O that the American people would learn where their enemies lurk! Not the immigrant is ruining our country, but the venal politicians who try to make the immigrant the scapegoat for all the sins of untrammeled capitalism—these and their masters. Find me the agent who obstructs the movement for the abolition of child labor, and I will show you who it is that condemns able-bodied men to eat their hearts out in idleness; who brutalizes our mothers and tortures tender babies; who fills the morgues with the emaciated bodies of young girls, and the infirmaries with little white cots; who fastens the shame of illiteracy on our enlightened land, and causes American boys to grow up too ignorant to mark a ballot; who sucks the blood of the nation, fattens on its brains, and throws its heart to the wolves of the money market.
The stench of the slums is nothing to the stench of the child-labor iniquity. If the foreigners are taking the bread out of the mouth of the American workingman, it is by the maimed fingers of their fainting little ones.
And if we want to know whether the immigrant parents are the promoters or the victims of the child labor system, we turn to the cotton mills, where forty thousand native American children between seven and sixteen years of age toil between ten and twelve hours a day, while the fathers rot in the degradation of idleness.
From all this does it follow that we should let down the bars and dispense with the guard at Ellis Island? Only in so far as the policy of restriction is based on the theory that the present immigration is derived from the scum of humanity. But the immigrants may be desirable and immigration undesirable. We sometimes have to deny ourselves to the most congenial friends who knock at our door. At this point, however, we are not trying to answer the question whether immigration is good for us. We are concerned only with the reputation of the immigrant—and incidentally with the reputation of those who have sought to degrade him in our eyes. If statecraft bids us lock the gate, and our national code of ethics ratifies the order, lock it we must, but we need not call names through the keyhole.
Mount guard in the name of the Republic if the health of the Republic requires it, but let no such order be issued until her statesmen and philosophers and patriots have consulted together.
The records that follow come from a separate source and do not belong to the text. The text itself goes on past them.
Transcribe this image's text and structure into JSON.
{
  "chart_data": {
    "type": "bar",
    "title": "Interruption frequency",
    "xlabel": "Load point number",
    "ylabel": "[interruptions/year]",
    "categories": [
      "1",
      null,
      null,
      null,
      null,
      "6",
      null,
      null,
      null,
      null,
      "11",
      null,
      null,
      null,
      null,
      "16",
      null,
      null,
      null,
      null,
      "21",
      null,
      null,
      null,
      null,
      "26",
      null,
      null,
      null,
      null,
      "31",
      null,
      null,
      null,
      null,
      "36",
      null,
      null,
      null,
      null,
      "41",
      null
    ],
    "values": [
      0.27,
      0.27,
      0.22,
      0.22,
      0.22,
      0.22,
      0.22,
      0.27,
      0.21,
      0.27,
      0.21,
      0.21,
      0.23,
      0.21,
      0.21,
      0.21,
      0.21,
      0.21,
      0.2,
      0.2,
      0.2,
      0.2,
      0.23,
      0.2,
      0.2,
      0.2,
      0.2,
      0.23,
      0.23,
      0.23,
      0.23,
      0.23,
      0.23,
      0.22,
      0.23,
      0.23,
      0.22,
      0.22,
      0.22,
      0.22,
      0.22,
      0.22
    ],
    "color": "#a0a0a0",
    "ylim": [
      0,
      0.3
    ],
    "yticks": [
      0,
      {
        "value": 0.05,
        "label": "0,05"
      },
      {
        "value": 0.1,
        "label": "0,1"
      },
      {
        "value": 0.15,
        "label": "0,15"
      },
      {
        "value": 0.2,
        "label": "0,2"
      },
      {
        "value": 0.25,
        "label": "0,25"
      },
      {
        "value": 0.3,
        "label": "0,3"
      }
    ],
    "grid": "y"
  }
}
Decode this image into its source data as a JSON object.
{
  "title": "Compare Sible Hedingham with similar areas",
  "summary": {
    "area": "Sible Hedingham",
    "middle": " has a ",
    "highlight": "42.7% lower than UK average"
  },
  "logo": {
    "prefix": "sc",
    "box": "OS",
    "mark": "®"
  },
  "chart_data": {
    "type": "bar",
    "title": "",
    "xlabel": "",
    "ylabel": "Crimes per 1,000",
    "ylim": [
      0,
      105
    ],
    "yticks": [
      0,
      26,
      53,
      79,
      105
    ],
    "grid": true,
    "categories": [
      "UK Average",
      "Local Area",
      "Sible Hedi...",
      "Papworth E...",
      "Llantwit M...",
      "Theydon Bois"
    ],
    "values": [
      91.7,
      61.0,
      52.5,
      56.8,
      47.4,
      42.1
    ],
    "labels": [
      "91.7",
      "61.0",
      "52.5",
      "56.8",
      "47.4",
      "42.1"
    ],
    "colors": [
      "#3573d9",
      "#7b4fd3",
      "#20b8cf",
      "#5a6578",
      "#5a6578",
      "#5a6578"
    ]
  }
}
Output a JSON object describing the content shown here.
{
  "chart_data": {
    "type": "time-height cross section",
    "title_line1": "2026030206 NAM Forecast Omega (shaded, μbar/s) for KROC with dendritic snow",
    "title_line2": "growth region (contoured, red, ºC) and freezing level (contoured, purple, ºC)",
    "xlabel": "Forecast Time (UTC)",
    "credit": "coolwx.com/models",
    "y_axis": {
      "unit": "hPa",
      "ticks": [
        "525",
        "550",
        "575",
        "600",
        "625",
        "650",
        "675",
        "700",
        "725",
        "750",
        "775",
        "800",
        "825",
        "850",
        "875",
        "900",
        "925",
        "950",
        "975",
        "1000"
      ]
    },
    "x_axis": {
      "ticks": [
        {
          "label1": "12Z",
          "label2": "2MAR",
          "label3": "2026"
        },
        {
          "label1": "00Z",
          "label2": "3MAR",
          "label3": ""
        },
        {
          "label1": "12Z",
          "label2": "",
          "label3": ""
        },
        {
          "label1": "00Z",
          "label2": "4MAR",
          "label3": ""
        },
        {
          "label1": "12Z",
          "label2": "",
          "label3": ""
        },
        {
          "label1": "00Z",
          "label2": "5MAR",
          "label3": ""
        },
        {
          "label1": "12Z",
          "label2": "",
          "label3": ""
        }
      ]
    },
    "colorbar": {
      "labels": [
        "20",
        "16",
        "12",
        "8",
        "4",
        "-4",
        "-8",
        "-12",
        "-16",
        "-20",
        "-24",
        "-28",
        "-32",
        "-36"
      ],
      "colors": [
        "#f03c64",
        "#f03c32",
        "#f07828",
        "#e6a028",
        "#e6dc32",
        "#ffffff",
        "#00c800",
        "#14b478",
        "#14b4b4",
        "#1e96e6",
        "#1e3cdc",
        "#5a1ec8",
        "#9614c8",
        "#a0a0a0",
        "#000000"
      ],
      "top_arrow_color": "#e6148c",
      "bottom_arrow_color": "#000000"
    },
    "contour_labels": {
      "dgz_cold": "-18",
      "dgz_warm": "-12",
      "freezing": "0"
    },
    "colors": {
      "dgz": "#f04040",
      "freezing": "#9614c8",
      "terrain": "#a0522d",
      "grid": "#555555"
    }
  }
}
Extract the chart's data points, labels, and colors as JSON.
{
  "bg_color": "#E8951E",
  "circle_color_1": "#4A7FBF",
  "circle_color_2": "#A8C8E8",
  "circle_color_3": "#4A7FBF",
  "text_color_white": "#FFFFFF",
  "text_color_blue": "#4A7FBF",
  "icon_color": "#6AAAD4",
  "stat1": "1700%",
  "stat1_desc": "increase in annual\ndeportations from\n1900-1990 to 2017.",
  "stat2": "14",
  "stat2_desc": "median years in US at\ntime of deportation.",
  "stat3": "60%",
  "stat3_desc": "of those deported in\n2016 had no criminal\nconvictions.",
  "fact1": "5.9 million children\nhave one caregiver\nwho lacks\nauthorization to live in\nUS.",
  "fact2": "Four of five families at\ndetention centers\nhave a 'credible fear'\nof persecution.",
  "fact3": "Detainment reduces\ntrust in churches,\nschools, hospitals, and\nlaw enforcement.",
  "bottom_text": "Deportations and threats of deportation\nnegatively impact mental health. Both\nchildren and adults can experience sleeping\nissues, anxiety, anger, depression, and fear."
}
Above all, let the voice of prejudice be stilled, let not self-interest chew the cud of envy in full sight of the nation, and let no syllable of willful defamation mar the oracles of state. For those who are excluded when our bars are down are exiles from Egypt, whose feet stumble in the desert of political and social slavery, whose hearts hunger for the bread of freedom. The ghost of the Mayflower pilots every immigrant ship, and Ellis Island is another name for Plymouth Rock.
III
THE FIERY FURNACE
Nebuchadnezzar spake and said unto them, . . . Now if ye be ready that at what time ye hear the sound of the cornet . . . ye fall down and worship the image that I have made; well: but if ye worship not, ye shall be cast the same hour into the midst of a burning fiery furnace; and who is that God that shall deliver you out of my hands?
Shadrach, Meshach, and Abed-nego, answered and said to the king, O, Nebuchadnezzar, we are not careful to answer thee in this matter. If it be so, our God whom we serve is able to deliver us from the burning fiery furnace, and he will deliver us out of thine hand, O king. But if not, be it known unto thee, O king, that we will not serve thy gods, nor worship the golden image which thou hast set up.
Dan. iii, 14–18.
In the discussion of the third question,—whether immigration is good for us,—more honest Americans have gone astray than in the other two divisions. Let it be said at the outset that those who have erred have been about equally distributed between the ayes and the nays. For the answer to this question is neither aye nor nay, but something that cannot be put into a single syllable. If we steer our way cautiously between the opposing ranks, the light of the true answer will presently shine on us.
The arguments they severally advance in defense of their respective positions reveal an appalling number of citizens on each side of the house who have entirely disregarded the principles involved. Those who, like the labor-union lobbyists, point to the empty dinner-pails of American workingmen as a reason for keeping out foreign labor, are no more at fault than the lobbyists of the opposite side, who offer in support of the open-door policy statistics showing the need of rough laborers in various branches of our current material development. All of them are wrong in that they would treat our foreign brothers as pawns on the chessboard of our selfish needs. Show me a million American workingmen out of work, and I fail to see a justification for the exclusion of a million men from other lands who are also looking for a job. Does the mother of an impoverished family strangle half her brood in order that the other half may have enough to eat? No; she divides the last crust equally among her starvelings, and the laws of nature do the rest.